Page 2, Line 53: Tryptophan has been shown to have direct beneficial effects on the homeostatic regulation of sleep, not only in subjects with insomnia but also those without sleep disturbance have been found to increase sleepiness and shorten sleep latency [14]. Moreover, unlike the photoperiodically regulated production of melatonin in the pineal gland, the release of gastrointestinal melatonin by the enterochromaffin cells appears to be regulated by food intake, particularly after tryptophan loading. [15].

Reference>

14.        Silber, B.; Schmitt, J. Effects of tryptophan loading on human cognition, mood, and sleep. Neuroscience & Biobehavioral Reviews 2010, 34, 387-407.

15.        Bubenik, G.A. Gastrointestinal melatonin: localization, function, and clinical relevance. Digestive diseases and sciences 2002, 47, 2336-2348.

2. Line 309-313, please replace ‘subjective symptom scales’ with the specific questionnaires used in this study (i.e. PSQI, ISI, etc.).

Author response >

Thank you for advising to correct the sentence in a clear way. We have modified the description as below by referring to the comments.

Page 10, Line 312: Our data, measured by subjective symptom scales including PSQI, ISI, ESS, FSS, BDI, and BAI, also demonstrated gradual improvement during the ACH phase but did not show a statistically significant difference compared to the placebo phase.

Author Response File: Author Response.docx

Reviewer 2 Report

The authors adequately addressed all my concerns. One minor issue left: I feel that it should not be overgeneralized that, in a double-blind trial, subjective symptom scales may be insufficient to show significant differences between placebo and tested ingredient. If there is a true effect of tested ingredient on subjective symptoms that is greater than placebo, than it is just a question of sample size to render this effect visible. If this true effect is not greater than placebo, then the tested ingredient obviously has no effect on subjective symptoms. The proposed sentence might be modified:

Line 309, original:

Subjective symptom scales in a double-blind trial could be insufficient to show a significant difference between the placebo and the tested ingredient due to the placebo response.

Suggested modification:

"Hence, in the present double-blind trial with 48 participants, potential effects of ACH on applied subjective symptom scales appeared to be too marginal to exceed the placebo response.

I do not have any further comments.

Author Response

< Reviewer 2 >

1. The authors adequately addressed all my concerns. One minor issue left: I feel that it should not be overgeneralized that, in a double-blind trial, subjective symptom scales may be insufficient to show significant differences between placebo and tested ingredient. If there is a true effect of tested ingredient on subjective symptoms that is greater than placebo, than it is just a question of sample size to render this effect visible. If this true effect is not greater than placebo, then the tested ingredient obviously has no effect on subjective symptoms. The proposed sentence might be modified:

Line 309, original: Subjective symptom scales in a double-blind trial could be insufficient to show a significant difference between the placebo and the tested ingredient due to the placebo response.

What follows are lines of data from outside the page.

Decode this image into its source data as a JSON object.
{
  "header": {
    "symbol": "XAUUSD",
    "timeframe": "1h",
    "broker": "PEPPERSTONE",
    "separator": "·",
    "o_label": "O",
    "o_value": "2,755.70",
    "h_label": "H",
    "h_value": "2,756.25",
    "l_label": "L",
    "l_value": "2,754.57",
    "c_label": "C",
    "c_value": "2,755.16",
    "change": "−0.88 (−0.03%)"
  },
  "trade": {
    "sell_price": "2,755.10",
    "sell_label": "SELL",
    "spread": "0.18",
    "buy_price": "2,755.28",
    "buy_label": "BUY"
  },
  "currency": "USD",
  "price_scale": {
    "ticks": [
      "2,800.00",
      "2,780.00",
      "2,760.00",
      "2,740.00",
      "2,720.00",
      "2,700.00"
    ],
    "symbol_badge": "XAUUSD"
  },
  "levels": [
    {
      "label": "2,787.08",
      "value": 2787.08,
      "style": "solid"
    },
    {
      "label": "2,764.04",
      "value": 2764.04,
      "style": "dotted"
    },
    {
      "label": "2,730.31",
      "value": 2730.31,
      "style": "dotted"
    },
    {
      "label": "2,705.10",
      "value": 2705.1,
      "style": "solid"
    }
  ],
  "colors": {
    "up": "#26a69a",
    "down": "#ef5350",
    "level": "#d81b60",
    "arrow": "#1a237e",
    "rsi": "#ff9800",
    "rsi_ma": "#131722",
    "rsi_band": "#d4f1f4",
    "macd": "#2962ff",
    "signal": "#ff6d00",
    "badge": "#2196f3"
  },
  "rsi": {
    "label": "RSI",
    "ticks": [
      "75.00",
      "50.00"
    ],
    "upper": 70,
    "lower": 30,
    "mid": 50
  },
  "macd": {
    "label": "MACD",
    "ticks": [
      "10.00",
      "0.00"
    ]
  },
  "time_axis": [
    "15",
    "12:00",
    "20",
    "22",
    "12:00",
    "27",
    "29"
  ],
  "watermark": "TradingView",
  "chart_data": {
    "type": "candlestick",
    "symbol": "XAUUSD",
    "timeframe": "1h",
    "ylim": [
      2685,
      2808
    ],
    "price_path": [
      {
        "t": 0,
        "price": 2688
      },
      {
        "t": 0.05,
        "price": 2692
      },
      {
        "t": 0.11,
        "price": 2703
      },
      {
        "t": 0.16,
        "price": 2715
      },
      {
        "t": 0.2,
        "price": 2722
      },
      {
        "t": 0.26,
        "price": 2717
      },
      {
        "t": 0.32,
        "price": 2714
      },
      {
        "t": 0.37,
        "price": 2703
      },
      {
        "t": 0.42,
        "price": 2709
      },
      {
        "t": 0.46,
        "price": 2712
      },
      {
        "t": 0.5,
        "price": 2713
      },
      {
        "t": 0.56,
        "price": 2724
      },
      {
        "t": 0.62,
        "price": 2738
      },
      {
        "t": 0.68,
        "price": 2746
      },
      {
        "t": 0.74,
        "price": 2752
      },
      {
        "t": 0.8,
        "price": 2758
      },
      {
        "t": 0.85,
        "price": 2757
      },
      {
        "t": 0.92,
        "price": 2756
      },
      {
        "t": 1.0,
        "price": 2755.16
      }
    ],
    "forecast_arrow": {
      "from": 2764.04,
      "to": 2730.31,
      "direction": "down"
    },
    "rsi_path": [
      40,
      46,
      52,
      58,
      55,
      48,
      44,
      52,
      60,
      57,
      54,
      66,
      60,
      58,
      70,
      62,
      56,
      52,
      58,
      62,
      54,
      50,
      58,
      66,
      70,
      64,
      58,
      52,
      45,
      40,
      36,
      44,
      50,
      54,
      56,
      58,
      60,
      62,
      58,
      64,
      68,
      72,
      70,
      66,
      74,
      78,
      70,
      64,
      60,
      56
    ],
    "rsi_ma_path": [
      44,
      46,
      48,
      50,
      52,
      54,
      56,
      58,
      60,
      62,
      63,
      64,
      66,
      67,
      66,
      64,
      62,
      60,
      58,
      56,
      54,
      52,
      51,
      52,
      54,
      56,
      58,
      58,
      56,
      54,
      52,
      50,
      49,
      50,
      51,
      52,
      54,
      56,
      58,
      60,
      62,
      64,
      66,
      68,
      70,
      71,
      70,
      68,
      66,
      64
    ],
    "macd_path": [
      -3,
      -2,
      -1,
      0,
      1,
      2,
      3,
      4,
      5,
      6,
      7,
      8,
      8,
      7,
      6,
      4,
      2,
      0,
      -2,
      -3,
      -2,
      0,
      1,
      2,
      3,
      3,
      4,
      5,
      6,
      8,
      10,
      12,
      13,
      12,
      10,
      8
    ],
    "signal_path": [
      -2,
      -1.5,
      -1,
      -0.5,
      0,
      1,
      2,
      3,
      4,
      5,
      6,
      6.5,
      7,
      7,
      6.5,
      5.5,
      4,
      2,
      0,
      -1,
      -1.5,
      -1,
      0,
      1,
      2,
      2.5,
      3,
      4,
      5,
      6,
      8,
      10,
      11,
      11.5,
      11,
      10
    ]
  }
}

Suggested modification: "Hence,in the present double-blind trial with 48 participants, potential effects of ACH on applied subjective symptom scales appeared to be too marginal to exceed the placebo response.

Author response >

Thank you for pointing out the important part of that we should not over-generalize our results. We have modified the description as below by referring to the comments.

Page 10, Line 315: Potential effects of ACH on applied subjective symptom scales might be too marginal to exceed the placebo response in the present double-blind trial with 48 participants.